Kesselring, l’URSS e il mio esame di quinta elementare

A otto anni io già soffrivo di ansia da prestazione. A scuola dovevo essere la più brava. Non lo ero. Negli anni lo sono diventata e l’ansia si è evoluta in un mostro che non ho più potuto contenere dentro una cartella di Candy Candy. O lo zaino Invicta. O la borsa hippy con le frange. O la shopping bag artigianale.
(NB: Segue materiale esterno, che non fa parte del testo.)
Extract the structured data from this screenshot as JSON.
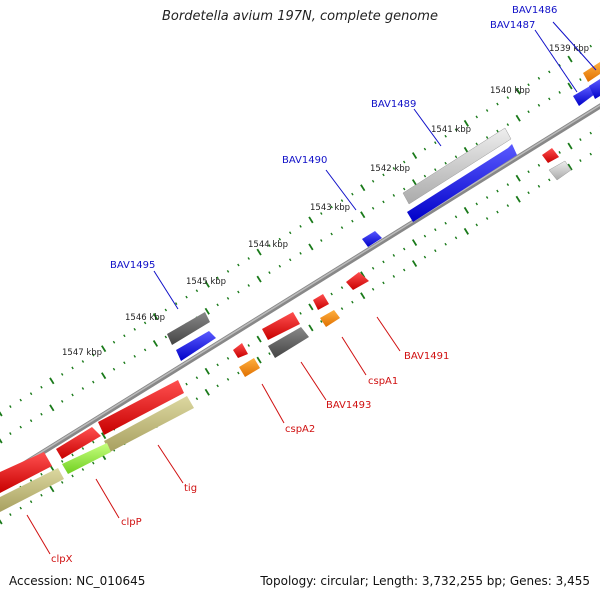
{
  "title": "Bordetella avium 197N, complete genome",
  "footer": {
    "accession": "Accession: NC_010645",
    "summary": "Topology: circular; Length: 3,732,255 bp; Genes: 3,455"
  },
  "ticks": [
    "1539 kbp",
    "1540 kbp",
    "1541 kbp",
    "1542 kbp",
    "1543 kbp",
    "1544 kbp",
    "1545 kbp",
    "1546 kbp",
    "1547 kbp"
  ],
  "forward_labels": [
    "BAV1486",
    "BAV1487",
    "BAV1489",
    "BAV1490",
    "BAV1495"
  ],
  "reverse_labels": [
    "BAV1491",
    "cspA1",
    "BAV1493",
    "cspA2",
    "tig",
    "clpP",
    "clpX"
  ],
  "colors": {
    "forward_cds": "#1010e0",
    "reverse_cds": "#e01010",
    "gray_feature": "#555555",
    "light_gray_feature": "#c8c8c8",
    "orange_feature": "#ff8c00",
    "olive_feature": "#bdb878",
    "green_feature": "#90ee40",
    "tick_green": "#1a7a1a",
    "backbone": "#888888"
  }
}
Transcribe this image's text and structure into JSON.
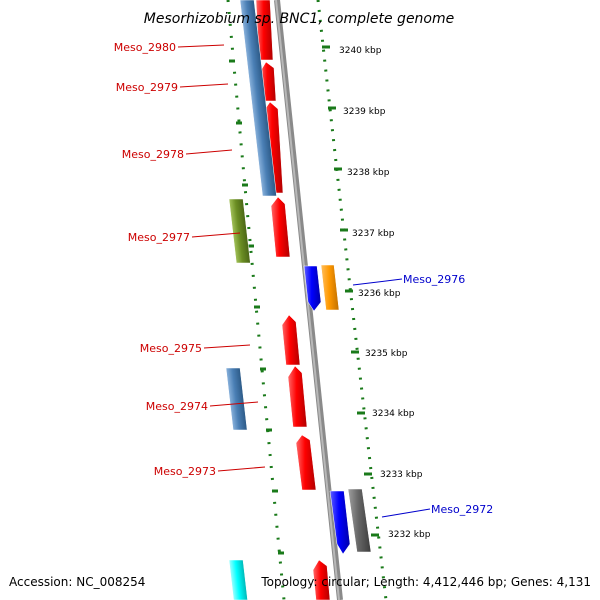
{
  "title": "Mesorhizobium sp. BNC1, complete genome",
  "accession": "Accession: NC_008254",
  "topology": "Topology: circular; Length: 4,412,446 bp; Genes: 4,131",
  "colors": {
    "forward_label": "#cc0000",
    "reverse_label": "#0000cc",
    "tick": "#1a7a1a",
    "backbone": "#8a8a8a",
    "red_gene": "#ff0000",
    "steelblue_gene": "#4a7fb5",
    "olive_gene": "#6b8e23",
    "blue_gene": "#0000ff",
    "orange_gene": "#ff9900",
    "gray_gene": "#666666",
    "cyan_gene": "#00ffff"
  },
  "scale_labels": [
    "3240 kbp",
    "3239 kbp",
    "3238 kbp",
    "3237 kbp",
    "3236 kbp",
    "3235 kbp",
    "3234 kbp",
    "3233 kbp",
    "3232 kbp"
  ],
  "gene_labels": {
    "left": [
      "Meso_2980",
      "Meso_2979",
      "Meso_2978",
      "Meso_2977",
      "Meso_2975",
      "Meso_2974",
      "Meso_2973"
    ],
    "right": [
      "Meso_2976",
      "Meso_2972"
    ]
  }
}
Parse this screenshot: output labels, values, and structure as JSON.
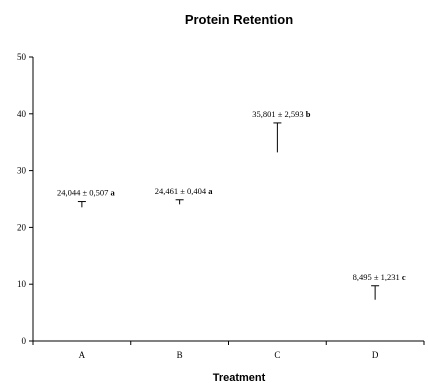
{
  "chart_data": {
    "type": "scatter",
    "title": "Protein Retention",
    "xlabel": "Treatment",
    "ylabel": "",
    "categories": [
      "A",
      "B",
      "C",
      "D"
    ],
    "ylim": [
      0,
      50
    ],
    "yticks": [
      0,
      10,
      20,
      30,
      40,
      50
    ],
    "ytick_labels": [
      "0",
      "10",
      "20",
      "30",
      "40",
      "50"
    ],
    "grid": false,
    "legend": "none",
    "series": [
      {
        "values": [
          24.044,
          24.461,
          35.801,
          8.495
        ],
        "errors": [
          0.507,
          0.404,
          2.593,
          1.231
        ]
      }
    ],
    "data_labels": [
      {
        "text": "24,044 ± 0,507",
        "letter": "a"
      },
      {
        "text": "24,461 ± 0,404",
        "letter": "a"
      },
      {
        "text": "35,801 ± 2,593",
        "letter": "b"
      },
      {
        "text": "8,495 ± 1,231",
        "letter": "c"
      }
    ]
  }
}
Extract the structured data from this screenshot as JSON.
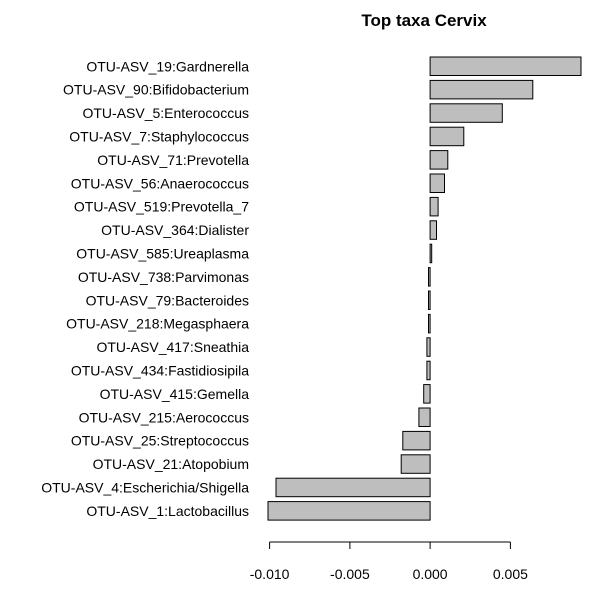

Quando la maestra Licia ci annunciò che avremmo dovuto scegliere gli argomenti per l’esame di quinta elementare io ci mancò poco che saltassi sull’attenti e gridassi: “SISSIGNORA SIGNORA!!”, sputacchiando lontano frammenti di saliva.

Il soldatino Silvietta, col grembiulone bianco (ero una bambina gigante) perfettamente stirato e il fiocco azzurro inamidatissimo si mise a pensare a cosa avrebbe potuto scegliere. Doveva essere qualcosa di difficile e che mi avrebbe fatto faticare fino a soffrire, qualcosa che nessuno avrebbe voluto affrontare.

Non ricordo molto, ma quello che è emblematico sì: scelsi come poesia Lo avrai, camerata Kesselring* perché era la più lunga; per geografia scelsi l’URSS perché era il paese più grande con più cose da ricordare.

Mai avrei potuto optare per la lirica di un ermetico e il Molise.

La poesia di Piero Calamandrei mi piaceva e non ci avrei messo molto a impararla di nuovo a memoria, ma era recitarla davanti alla classe che mi mandava in bomba completa. Diventavo viola e la testa mi scoppiava, tenere l’ansia per 29 versi sarebbe stata durissima. La geografia… l’ho sempre odiata, io non so dove siamo girato l’angolo di casa mia e il mio cervello non trattiene nulla in merito.

Comunque, dopo quelli che mi sembrarono mesi passati a declamare versi e a disegnare confini, fare ricerche sugli Urali e il lago Aral, l’esame si fece, andò bene, passai col massimo dei voti e io non ne fui mai completamente felice. Piccola, tenera sfigata con le trecce.

Lo avrai
camerata Kesselring
il monumento che pretendi da noi italiani
ma con che pietra si costruirà
a deciderlo tocca a noi.

Non coi sassi affumicati
dei borghi inermi straziati dal tuo sterminio
non colla terra dei cimiteri
dove i nostri compagni giovinetti
riposano in serenità
non colla neve inviolata delle montagne
che per due inverni ti sfidarono
non colla primavera di queste valli
che ti videro fuggire.

Ma soltanto col silenzio del torturati
più duro d’ogni macigno
soltanto con la roccia di questo patto
giurato fra uomini liberi
che volontari si adunarono
per dignità e non per odio
decisi a riscattare
la vergogna e il terrore del mondo.

Su queste strade se vorrai tornare
ai nostri posti ci ritroverai
morti e vivi collo stesso impegno
popolo serrato intorno al monumento
che si chiama
ora e sempre

Resistenza

*Kesserling era un comandante nazista, riuscì ad evitare l’ergastolo e a tornare in Germania, chiedendo addirittura che gli italiani gli costruissero un monumento. E Calamandrei gli dedicò un monumento fatto di parole.